In our observations of children in various settings-schools, tests, and
clubs-we are constantly confronted with how little we need to postulate
internalization in order to describe the children's behavior. While
internalization may be a proper gloss on what people become more able to do
as they grow from infancy to adulthood, our data show that in interpersonal
situations most psychological functions remain to a large extent on the
interpersonal level. Parties to any social interaction are invariably
engaged in
organizing environments for sequencing psychological activities; complete
internalization is not necessary. People help arrange for constancy in
personality and intellectual skills by arranging environments which allow
for
and encourage the use of the particular personalities and skills they have
developed. To Vygotsky's statement that "All higher functions originate as
actual relations between human individuals" (p. 57) we would add that
under many different circumstances of everyday life, that is where they
remain.
People learn about themselves and about each other by the work they do
constructing environments for acting on the world.

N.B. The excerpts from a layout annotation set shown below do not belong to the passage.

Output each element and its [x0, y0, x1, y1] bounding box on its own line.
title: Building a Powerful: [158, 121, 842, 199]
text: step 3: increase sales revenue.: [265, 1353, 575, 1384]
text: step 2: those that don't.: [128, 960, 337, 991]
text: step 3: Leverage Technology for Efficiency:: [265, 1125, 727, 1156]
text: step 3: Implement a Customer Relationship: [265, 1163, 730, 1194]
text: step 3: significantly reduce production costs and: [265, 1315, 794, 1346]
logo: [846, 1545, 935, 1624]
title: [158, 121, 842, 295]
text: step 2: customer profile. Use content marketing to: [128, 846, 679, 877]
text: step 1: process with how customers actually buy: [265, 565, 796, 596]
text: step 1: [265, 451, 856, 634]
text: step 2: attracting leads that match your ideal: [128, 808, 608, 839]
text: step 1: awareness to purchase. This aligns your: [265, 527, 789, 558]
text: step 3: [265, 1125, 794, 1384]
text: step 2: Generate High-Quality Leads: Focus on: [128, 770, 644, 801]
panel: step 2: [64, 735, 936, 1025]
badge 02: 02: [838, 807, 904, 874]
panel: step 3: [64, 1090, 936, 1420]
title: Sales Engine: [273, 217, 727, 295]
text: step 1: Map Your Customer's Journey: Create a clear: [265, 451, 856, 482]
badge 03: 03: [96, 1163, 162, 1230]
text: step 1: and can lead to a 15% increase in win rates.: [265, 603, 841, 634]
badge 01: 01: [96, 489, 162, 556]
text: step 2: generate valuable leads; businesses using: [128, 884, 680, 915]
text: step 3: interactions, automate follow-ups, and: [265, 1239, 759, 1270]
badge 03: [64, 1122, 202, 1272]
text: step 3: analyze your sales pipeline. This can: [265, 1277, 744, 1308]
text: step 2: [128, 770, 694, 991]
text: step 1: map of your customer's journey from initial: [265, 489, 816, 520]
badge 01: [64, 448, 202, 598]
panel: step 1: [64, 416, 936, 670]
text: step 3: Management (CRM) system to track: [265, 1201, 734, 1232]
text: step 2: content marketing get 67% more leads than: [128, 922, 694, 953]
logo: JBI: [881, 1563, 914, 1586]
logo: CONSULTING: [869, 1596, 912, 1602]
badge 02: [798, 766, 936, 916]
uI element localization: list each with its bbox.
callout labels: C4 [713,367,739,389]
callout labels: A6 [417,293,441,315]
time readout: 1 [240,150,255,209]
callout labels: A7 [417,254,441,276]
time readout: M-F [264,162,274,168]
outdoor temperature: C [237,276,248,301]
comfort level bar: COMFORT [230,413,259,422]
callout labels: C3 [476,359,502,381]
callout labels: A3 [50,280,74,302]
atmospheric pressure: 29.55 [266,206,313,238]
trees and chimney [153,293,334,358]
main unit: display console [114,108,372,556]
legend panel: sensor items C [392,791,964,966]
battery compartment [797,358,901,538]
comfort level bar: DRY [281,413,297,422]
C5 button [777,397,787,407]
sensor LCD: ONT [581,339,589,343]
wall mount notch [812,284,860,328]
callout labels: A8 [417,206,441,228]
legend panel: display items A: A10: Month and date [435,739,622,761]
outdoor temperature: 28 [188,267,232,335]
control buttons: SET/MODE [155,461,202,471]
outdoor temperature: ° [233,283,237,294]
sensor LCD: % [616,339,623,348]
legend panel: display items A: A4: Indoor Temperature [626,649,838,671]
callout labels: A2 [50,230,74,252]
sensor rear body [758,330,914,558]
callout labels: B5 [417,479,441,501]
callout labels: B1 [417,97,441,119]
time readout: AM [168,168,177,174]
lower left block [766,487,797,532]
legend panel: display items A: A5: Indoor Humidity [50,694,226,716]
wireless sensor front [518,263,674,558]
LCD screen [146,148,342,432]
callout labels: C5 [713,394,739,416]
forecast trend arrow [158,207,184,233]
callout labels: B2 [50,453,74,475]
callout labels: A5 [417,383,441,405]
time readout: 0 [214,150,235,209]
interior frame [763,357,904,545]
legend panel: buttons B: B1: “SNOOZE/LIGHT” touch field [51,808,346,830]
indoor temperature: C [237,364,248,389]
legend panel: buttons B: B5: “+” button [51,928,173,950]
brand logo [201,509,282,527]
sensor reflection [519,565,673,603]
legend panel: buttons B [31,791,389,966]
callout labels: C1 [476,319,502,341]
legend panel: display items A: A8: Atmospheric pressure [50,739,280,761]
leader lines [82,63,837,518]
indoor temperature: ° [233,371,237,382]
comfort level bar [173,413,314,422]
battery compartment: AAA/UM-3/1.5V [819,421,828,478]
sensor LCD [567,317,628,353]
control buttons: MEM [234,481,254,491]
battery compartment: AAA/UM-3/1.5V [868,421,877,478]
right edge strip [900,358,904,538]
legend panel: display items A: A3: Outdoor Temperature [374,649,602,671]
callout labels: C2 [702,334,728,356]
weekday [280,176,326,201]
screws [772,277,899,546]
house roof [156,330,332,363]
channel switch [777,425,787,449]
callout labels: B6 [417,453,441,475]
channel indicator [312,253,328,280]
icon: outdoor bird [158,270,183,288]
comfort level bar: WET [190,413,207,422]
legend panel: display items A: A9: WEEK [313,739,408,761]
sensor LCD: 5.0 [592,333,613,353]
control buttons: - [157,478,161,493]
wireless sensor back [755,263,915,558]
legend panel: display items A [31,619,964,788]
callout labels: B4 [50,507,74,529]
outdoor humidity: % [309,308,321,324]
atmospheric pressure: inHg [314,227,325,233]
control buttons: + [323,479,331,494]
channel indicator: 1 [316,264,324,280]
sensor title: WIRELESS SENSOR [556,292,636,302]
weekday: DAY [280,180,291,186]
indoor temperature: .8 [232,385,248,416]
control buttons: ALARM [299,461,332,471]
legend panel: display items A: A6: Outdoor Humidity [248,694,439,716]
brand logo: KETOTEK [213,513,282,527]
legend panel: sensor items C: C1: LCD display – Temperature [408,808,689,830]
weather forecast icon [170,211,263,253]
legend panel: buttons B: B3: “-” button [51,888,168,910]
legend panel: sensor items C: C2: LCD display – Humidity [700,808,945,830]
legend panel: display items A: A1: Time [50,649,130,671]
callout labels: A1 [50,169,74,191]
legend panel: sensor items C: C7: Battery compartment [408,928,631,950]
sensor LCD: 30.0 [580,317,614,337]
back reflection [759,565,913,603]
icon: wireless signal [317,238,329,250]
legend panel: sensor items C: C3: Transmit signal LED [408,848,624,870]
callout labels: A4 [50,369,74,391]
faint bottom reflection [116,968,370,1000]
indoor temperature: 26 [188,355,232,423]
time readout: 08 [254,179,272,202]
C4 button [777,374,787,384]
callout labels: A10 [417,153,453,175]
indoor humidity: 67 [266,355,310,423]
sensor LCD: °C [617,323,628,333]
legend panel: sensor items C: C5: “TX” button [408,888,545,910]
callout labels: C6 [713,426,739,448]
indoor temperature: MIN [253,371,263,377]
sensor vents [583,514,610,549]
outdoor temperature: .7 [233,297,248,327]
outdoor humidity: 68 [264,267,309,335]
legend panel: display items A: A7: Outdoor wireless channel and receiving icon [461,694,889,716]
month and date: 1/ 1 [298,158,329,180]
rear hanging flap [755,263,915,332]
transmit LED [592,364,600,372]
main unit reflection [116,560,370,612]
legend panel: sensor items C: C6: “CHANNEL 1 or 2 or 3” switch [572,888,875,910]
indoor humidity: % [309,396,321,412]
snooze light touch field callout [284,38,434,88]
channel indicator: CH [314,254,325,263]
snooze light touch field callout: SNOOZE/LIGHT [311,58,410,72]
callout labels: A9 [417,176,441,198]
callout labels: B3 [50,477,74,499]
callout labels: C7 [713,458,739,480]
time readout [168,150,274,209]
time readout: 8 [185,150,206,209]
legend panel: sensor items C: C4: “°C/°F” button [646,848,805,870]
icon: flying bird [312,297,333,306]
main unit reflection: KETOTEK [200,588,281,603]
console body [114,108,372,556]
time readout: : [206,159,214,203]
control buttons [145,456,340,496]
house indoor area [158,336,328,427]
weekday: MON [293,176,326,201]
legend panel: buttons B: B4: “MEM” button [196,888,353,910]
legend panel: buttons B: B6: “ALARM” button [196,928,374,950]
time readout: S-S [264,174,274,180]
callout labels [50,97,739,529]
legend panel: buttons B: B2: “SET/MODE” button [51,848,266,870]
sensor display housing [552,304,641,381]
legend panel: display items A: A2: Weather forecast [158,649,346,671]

And this is how we must
come to know them as well.
To summarize so far, we are using two of Vygotsky's major contributions
and taking them a step further together: the dynamic and developmental view
of psychological process and the social embeddedness of higher psychological
functions are, we want to claim, crucial to understanding behavior at any
point in its history, not merely in its infancy.
<end of quote>

Hood, L., McDermott, R., & Cole, M. (1980). "Let's try to make it a good
day" - Some not so simple ways. Discourse Processes, 3, 155-168.



On 1/7/09 7:33 PM, "Mike Cole" <lchcmike@gmail.com> wrote:

> How could the following not be true, Martin: *My* alternative is, I would
> argue, what Vygotsky meant: when I can speak silently to myself the
> *physiology* of my brain has changed. This would be to say that the
> functional brain systems
> (as Leontiev calls them) responsible for vocalization become able to connect
> *directly* to the functional systems responsible for action, without needing
> any longer to pass through the articulatory and sensory apparatus of vocal
> tract and ears.
> 
> That is, what would it mean if there was a new functional organization of
> behavior and no change in the way that is accomplished by that part of the
> inter.intra linked processes that are human life??